John Green has 4 published novels, all of which I am in possession of and 3 of which I have read. I did my final project last semester for my comp class on Looking For Alaska, and I may decide to post at least pieces of it here for you, because it was actually very good--whereas the last paper I posted was absolute garbage, just noting. And I never really got a chance to blog about LFA, either. So... we'll see what happens. Paper Towns was the subject of the blog post before last, and it ended up an extremely long post. I have yet to read An Abundance of Katherines, but I am quite certain that it will be one of my very-near-future endeavors.
I am presently 5 chapters from the completion of The Fault in Our Stars, whose title comes from a Shakespearean poem; I did not mark that page. By the time I actually write the rest of this blog post, I will have finished those 5 chapters. It is currently 2:00 AM on the 7th of February, and I have Microeconomics at 9:30; while not a particularly difficult class, it does require focus, because half-assing economics is kind of a dumb idea.
I kind of made this book into a project with quotes. While reading, I picked out quotes that stood out specifically to me, for whatever reason that might have been. I also asked a very good friend (one of my best, as a matter of fact; I feel it important to qualify that) to do the same thing. I haven't got a clue if she actually did it or not, but my book is full of little pink post-it tabbies. I may or may not eventually take them all out; it's hard to say at this point. This book is not as infinitely quotable as LFA was, or even Paper Towns, but TFiOS wasn't about being amusingly quotable, or really necessarily 'quotable' in general. It simply wasn't. Isn't. However you'd like it expressed. The Fault in Our Stars is... is... tragic. It's tragic and it's beautiful and yes, in places, it's incredibly funny, but it's so... Dreadfully Goddamn Sad. That's what it is. That's why I said it in the first place.
John Green writes about life. He writes about life and how dreadfully goddamn unfair it is and he doesn't pretend like because this is a novel, everything gets to end up being okay. Green doesn't do that to us. He doesn't sugarcoat the awfulness of things. He doesn't provide an illusion of grandeur to things that are just lifelessly... well... un-grand. There are far too many words that would fit there for me to pick even a few, so I'm going to use a very graceless "un-grand" instead, and you can just cope with it because sometimes, Green makes me very sad, indeed. And this novel makes me very sad.

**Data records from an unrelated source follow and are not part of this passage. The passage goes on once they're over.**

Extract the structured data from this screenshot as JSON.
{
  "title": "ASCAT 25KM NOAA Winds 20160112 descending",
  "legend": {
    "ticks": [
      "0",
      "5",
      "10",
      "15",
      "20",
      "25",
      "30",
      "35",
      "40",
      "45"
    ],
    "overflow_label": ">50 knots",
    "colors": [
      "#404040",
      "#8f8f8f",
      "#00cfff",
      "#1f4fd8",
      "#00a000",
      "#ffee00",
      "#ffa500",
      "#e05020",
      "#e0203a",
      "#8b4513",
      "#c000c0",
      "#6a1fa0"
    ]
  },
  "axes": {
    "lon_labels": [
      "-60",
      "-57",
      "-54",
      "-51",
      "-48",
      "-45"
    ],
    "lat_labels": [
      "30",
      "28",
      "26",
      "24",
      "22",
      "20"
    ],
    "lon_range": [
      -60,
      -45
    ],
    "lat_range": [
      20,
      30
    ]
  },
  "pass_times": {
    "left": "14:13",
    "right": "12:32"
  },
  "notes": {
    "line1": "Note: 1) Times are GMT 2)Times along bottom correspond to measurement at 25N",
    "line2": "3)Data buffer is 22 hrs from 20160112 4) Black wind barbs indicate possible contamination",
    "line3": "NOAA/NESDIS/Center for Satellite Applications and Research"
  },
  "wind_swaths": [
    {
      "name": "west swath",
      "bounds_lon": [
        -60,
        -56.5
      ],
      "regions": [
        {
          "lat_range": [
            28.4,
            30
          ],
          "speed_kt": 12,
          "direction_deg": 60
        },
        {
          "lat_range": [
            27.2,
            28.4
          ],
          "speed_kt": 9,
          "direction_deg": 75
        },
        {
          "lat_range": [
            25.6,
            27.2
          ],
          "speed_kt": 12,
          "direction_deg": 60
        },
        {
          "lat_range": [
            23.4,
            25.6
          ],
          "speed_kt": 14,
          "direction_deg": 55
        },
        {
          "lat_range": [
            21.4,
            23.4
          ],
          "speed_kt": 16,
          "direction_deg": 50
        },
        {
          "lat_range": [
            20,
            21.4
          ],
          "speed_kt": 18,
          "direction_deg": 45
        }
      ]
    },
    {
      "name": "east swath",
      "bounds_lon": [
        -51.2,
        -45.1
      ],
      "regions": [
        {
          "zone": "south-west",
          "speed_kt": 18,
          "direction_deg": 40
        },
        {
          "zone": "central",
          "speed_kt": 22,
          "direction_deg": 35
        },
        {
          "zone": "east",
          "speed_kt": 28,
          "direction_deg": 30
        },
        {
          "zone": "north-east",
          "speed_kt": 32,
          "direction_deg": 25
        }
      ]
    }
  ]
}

I thoroughly appreciate that Green is 100% abhorrently realistic and honest and truthful and blunt while managing to be graceful and delicate and bold and creative and beautiful. I thoroughly appreciate that he doesn't just make the end glittering and golden because, as readers, as optimists, as people, we all want it to be. He doesn't make the ending happy because life so very rarely ends happily, and this is the heart of what Green is portraying: Life. Real, honest-to-God, painful, joyful, unfair, beautiful life.
Tomorrow we'll discuss this novel. Tomorrow I will cry, and I will wish I didn't get so emotionally attached to characters on paper and I will praise John Green for creating such beautifully dynamic characters and I will hate life for being what it is. Tomorrow.
Tomorrow.

Author's note: I wrote this last night at 2, as stated, but am forced to post it NOW because Blogger is being an absolute butthead. I don't understand what the hell is going on, but it's pissing me off. I will have a follow-up posted ASAP. Promise.